Global oil prices have slipped after touching a fresh five-month peak, but concerns over global crude supplies restricted the losses.
Brent crude oil futures dropped by 11 cents to $71.44 a barrel while US West Texas Intermediate (WTI) crude futures were down 26 cents to $63.63 a barrel, reported Reuters.
In the previous session, Brent crude touched its highest level since 12 November 2018 at $71.87.
The oil market consolidated in 2019 over crude supply cuts led by the Organization of the Petroleum Exporting Countries (OPEC) and other countries, referred to as OPEC+. Since January 2019, the alliance agreed to reduce output by 1.2 million bpd for six months.
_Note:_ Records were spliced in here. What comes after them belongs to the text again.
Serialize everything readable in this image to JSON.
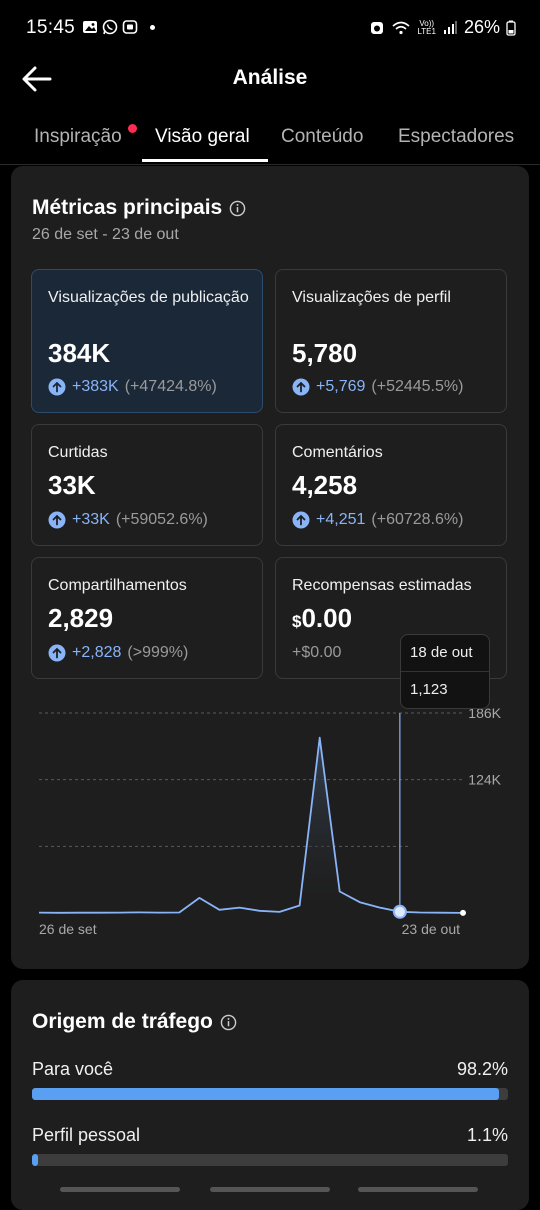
{
  "status_bar": {
    "time": "15:45",
    "battery": "26%",
    "network_lte": "LTE1",
    "network_volte": "Vo))"
  },
  "header": {
    "title": "Análise"
  },
  "tabs": [
    {
      "label": "Inspiração",
      "active": false,
      "has_notification_dot": true
    },
    {
      "label": "Visão geral",
      "active": true,
      "has_notification_dot": false
    },
    {
      "label": "Conteúdo",
      "active": false,
      "has_notification_dot": false
    },
    {
      "label": "Espectadores",
      "active": false,
      "has_notification_dot": false
    }
  ],
  "metrics": {
    "title": "Métricas principais",
    "date_range": "26 de set - 23 de out",
    "items": [
      {
        "label": "Visualizações de publicação",
        "value": "384K",
        "change": "+383K",
        "change_pct": "(+47424.8%)",
        "selected": true
      },
      {
        "label": "Visualizações de perfil",
        "value": "5,780",
        "change": "+5,769",
        "change_pct": "(+52445.5%)",
        "selected": false
      },
      {
        "label": "Curtidas",
        "value": "33K",
        "change": "+33K",
        "change_pct": "(+59052.6%)",
        "selected": false
      },
      {
        "label": "Comentários",
        "value": "4,258",
        "change": "+4,251",
        "change_pct": "(+60728.6%)",
        "selected": false
      },
      {
        "label": "Compartilhamentos",
        "value": "2,829",
        "change": "+2,828",
        "change_pct": "(>999%)",
        "selected": false
      },
      {
        "label": "Recompensas estimadas",
        "currency": "$",
        "value": "0.00",
        "change": "+$0.00",
        "change_pct": "",
        "selected": false
      }
    ]
  },
  "chart_data": {
    "type": "line",
    "x_start_label": "26 de set",
    "x_end_label": "23 de out",
    "y_ticks": [
      "186K",
      "124K"
    ],
    "ylim": [
      0,
      186000
    ],
    "grid": true,
    "values": [
      400,
      200,
      300,
      300,
      400,
      600,
      400,
      500,
      14000,
      3000,
      5000,
      2000,
      1000,
      7000,
      163000,
      20000,
      10000,
      5000,
      1123,
      500,
      300,
      100
    ],
    "highlight_index": 18,
    "tooltip": {
      "date": "18 de out",
      "value": "1,123"
    },
    "line_color": "#8ab4f8"
  },
  "traffic": {
    "title": "Origem de tráfego",
    "items": [
      {
        "label": "Para você",
        "value_label": "98.2%",
        "fraction": 0.982
      },
      {
        "label": "Perfil pessoal",
        "value_label": "1.1%",
        "fraction": 0.011
      }
    ]
  }
}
The participants are scheduled to meet again in June to decide whether to continue supply cuts. Saudi Arabia, a prominent member of the OPEC+ alliance, is inclined to continue with the deal. However, other members, including Russia, could favour an increase in output.
Oil supplies to the market also tightened due to the ongoing conflict in Libya, a key petroleum producer. Last week, Libya’s National Oil head warned that fresh violence may completely eliminate crude production in the country.
Energy Aspects oil analyst Virendra Chauhan was quoted by Reuters as saying: “I would expect oil to trade in a relatively tight band around $70 per for the time being.
“Leading edge indicators on US supply suggest activity levels are stepping up, which is supportive for strong production growth in the second half.”
Last week, General Electric’s Baker Hughes energy services firm said that the number of oil rigs operating in the US increased for the consecutive second week. The rig count, which now stands at 833, decreased for the past four months as energy companies focused on reducing spending on new drilling activities.